Воцарилось молчание. Он слышал шумное дыхание философа и слабый треск, раздавшийся, когда он начал ковырять спинку кресла.
— Вы пишете свой великий труд, то есть, я хотел сказать, завершающий?
— Нет.
— Ну, я не хотел сказать, что он самый последний, вы ведь не такой уж старый, наверное. Ну, какой-нибудь труд по философии вы же пишете?
— Нет.
— Какая жалость! Но почему нет, неужели философия вам под конец надоела? Я часто думаю, надоест ли она вам когда-нибудь, бросите ли вы ее.
— Нет.
— Послушайте, мне надо с вами очень о многом поговорить, расспросить о куче вещей. Вы же знаете, я всегда чувствовал, что за каждым вашим словом что-то кроется.
— Не думаю, что за моими словами что-то кроется, — сказал Джон Роберт. Теперь он смотрел на Джорджа посветлевшими от ярости глазами.

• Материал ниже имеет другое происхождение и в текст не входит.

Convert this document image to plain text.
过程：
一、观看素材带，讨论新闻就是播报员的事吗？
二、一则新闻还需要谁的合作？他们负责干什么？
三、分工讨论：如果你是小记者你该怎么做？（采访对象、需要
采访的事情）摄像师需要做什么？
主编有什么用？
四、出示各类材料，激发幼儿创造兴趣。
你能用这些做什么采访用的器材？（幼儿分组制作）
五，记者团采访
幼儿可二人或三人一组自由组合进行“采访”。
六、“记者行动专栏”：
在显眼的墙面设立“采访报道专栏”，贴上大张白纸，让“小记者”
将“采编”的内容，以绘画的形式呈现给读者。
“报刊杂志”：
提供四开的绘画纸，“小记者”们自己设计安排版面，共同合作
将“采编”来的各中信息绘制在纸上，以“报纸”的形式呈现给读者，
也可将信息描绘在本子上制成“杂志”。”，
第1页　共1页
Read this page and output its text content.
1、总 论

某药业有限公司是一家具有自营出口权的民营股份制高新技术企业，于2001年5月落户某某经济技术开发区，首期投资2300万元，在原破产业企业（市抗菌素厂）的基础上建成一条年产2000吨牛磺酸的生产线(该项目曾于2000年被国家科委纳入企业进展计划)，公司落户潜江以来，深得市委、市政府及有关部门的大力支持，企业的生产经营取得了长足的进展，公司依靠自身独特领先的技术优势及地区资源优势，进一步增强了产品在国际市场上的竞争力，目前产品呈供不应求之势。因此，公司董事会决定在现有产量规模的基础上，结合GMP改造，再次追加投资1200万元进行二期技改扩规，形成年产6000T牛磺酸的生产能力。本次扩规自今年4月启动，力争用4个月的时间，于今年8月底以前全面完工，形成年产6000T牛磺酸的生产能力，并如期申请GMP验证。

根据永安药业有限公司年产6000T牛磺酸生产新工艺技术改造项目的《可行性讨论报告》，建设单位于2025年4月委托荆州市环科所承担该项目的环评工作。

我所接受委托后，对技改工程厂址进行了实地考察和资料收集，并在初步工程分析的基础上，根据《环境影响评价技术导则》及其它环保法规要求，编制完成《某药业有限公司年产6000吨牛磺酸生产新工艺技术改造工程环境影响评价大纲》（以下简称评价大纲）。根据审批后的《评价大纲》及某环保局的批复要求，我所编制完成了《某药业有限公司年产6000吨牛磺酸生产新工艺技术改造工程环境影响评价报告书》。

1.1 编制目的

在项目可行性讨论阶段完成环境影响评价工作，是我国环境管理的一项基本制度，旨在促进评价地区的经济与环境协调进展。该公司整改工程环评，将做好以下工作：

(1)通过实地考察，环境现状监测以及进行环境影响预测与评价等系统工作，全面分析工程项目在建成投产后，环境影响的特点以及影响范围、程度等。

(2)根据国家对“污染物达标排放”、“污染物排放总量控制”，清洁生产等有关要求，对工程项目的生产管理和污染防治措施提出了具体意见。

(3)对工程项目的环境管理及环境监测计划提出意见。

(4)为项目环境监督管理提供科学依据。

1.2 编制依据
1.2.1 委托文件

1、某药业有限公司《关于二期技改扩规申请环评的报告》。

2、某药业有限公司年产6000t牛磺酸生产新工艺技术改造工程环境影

— Ну, что-то вроде тайной доктрины, что-то такое, что вы раскрываете лишь посвященным.
— Нет.
— Ну ладно, я надеюсь, вы не возражаете — у меня к вам куча вопросов, то есть по философии, не личных, конечно, и не сегодня, сегодня я зашел только поздороваться, вроде как посмотреть на вас, о времени мы можем потом договориться, вы, наверно, обрадуетесь, что у вас будет с кем поговорить о философии, я ведь занимался философией, знаете ли, не бросал. Я вам расскажу, что прочитал, не сейчас, я не хочу вас сейчас беспокоить. Наверно, куча народу приходит вас повидать, побеспокоить, и из «Эннистон газетт» наверняка уже приходили.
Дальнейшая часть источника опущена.